Stock-Based Compensation-to-Revenue

What is SBC/Revenue?

SBC-to-Revenue measures what percentage of revenue is spent on employee stock compensation. It shows the real cost of compensating employees with equity, which dilutes existing shareholders.

Think of it like this

Imagine you own a pizzeria making $100k in sales. If you give employees stock worth $10k annually instead of cash, that's 10% SBC-to-Revenue.
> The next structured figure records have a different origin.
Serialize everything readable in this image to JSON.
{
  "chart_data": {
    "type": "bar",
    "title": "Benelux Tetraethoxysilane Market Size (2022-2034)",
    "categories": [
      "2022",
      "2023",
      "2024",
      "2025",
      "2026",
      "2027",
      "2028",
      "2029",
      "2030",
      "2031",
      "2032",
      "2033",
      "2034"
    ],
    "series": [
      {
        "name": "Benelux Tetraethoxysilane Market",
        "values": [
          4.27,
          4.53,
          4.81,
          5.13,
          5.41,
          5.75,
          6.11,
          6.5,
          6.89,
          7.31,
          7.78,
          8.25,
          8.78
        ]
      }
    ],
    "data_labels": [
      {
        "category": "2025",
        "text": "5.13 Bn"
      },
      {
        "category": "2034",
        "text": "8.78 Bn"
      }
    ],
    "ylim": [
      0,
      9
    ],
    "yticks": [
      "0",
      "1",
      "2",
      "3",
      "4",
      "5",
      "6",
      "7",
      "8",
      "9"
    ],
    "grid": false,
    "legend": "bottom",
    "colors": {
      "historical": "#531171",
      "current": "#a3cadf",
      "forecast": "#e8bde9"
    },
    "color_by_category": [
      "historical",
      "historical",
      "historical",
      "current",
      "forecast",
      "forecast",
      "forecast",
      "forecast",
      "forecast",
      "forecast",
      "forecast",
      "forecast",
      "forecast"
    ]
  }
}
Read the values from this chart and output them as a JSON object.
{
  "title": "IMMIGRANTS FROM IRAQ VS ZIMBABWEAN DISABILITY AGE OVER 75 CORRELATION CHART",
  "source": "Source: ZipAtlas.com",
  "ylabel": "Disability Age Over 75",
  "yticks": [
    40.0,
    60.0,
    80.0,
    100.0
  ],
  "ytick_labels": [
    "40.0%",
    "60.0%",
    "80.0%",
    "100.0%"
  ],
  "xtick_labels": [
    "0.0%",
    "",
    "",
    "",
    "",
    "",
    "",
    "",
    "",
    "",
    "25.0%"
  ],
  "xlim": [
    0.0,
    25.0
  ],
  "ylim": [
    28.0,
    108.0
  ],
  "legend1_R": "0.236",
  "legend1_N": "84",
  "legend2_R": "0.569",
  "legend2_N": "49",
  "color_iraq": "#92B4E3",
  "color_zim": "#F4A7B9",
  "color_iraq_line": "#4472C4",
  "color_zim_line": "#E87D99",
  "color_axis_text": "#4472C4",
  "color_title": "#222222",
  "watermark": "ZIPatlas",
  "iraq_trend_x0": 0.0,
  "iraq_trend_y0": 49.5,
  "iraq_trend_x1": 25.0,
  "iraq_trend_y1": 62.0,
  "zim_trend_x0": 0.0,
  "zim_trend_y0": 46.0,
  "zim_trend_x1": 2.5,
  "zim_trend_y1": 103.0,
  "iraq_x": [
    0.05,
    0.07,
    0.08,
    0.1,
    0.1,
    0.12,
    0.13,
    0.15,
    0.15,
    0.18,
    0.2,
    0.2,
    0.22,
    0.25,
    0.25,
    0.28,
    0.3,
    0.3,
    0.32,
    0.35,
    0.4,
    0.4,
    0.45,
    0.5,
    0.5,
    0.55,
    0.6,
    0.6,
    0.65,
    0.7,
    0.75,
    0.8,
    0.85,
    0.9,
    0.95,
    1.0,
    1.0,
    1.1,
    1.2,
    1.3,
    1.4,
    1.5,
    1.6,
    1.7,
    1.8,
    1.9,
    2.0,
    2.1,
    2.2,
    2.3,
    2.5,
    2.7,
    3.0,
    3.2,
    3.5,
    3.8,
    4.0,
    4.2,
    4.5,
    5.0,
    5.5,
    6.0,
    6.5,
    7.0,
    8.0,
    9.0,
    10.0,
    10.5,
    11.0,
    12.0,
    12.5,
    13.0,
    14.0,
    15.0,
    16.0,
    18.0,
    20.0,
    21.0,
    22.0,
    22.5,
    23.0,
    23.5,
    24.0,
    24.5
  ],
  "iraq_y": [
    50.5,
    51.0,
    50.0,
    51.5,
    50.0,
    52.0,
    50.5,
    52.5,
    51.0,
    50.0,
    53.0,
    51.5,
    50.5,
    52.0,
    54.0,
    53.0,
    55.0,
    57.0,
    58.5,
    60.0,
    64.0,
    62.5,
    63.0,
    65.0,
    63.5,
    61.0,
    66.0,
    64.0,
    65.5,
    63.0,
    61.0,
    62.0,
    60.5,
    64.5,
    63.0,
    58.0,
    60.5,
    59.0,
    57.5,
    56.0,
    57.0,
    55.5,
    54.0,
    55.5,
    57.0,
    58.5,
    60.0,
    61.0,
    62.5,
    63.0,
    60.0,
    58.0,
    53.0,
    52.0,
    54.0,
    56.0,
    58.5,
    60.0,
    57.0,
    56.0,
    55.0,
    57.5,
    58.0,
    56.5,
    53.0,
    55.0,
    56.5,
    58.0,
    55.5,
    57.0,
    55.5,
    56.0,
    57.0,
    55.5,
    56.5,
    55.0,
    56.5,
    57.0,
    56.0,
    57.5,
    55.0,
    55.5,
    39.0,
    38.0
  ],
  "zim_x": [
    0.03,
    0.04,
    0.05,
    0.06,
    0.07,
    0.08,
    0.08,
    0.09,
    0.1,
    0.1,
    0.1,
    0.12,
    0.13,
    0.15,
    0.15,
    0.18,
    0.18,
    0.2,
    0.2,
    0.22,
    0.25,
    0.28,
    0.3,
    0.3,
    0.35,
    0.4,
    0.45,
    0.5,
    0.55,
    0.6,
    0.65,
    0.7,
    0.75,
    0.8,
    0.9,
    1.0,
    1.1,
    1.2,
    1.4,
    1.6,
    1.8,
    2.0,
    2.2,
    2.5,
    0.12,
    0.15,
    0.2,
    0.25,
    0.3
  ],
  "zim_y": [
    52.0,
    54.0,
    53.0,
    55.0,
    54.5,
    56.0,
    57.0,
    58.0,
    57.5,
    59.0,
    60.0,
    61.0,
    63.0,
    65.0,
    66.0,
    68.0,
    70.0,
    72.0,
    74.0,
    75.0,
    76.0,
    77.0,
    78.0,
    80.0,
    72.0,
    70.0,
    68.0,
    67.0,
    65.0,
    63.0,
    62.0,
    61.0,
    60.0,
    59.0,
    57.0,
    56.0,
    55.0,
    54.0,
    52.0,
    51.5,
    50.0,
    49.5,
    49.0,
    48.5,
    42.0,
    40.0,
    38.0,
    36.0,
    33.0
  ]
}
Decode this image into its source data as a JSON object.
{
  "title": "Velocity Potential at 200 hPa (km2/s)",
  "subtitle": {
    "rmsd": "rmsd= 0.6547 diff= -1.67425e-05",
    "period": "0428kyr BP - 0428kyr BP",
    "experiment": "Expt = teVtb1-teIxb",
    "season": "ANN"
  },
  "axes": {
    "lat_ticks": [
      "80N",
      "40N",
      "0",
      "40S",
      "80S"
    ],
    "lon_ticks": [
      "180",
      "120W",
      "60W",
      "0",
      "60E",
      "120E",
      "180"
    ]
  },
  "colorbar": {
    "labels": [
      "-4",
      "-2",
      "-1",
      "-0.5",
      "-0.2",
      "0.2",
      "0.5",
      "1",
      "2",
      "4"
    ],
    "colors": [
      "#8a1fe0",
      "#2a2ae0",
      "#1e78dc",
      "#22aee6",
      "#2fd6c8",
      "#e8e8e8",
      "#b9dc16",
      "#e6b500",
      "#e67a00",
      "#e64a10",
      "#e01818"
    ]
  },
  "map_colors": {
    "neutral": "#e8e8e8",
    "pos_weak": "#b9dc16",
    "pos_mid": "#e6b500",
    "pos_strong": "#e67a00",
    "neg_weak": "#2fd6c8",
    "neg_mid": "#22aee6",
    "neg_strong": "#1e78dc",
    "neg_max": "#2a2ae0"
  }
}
It's like giving away 10% of your business each year to employees - real dilution for owners!

Formula

SBC/Revenue = (Stock-Based Compensation / Total Revenue) × 100%
  • Stock-Based Compensation: Total value of stock/options granted to employees annually
  • Revenue: Total sales for the period

Why it matters

  • Shows real cost of employee compensation
  • High SBC dilutes shareholders
  • Critical for evaluating tech companies
  • Often overlooked in reported earnings

What's a good value?

< 5%
Low
Minimal dilution, mature company
5-10%
Moderate
Typical for profitable tech companies
10-20%
High
Significant dilution, growth stage
> 20%
Very High
Excessive dilution, red flag

Real-world example

Uber 2019: 35% SBC/Revenue - extremely high, burning shareholders. Netflix: 5-8% - reasonable for profitable streaming. Amazon AWS: 3-5% - mature business unit. Unprofitable startups: 20%+ common.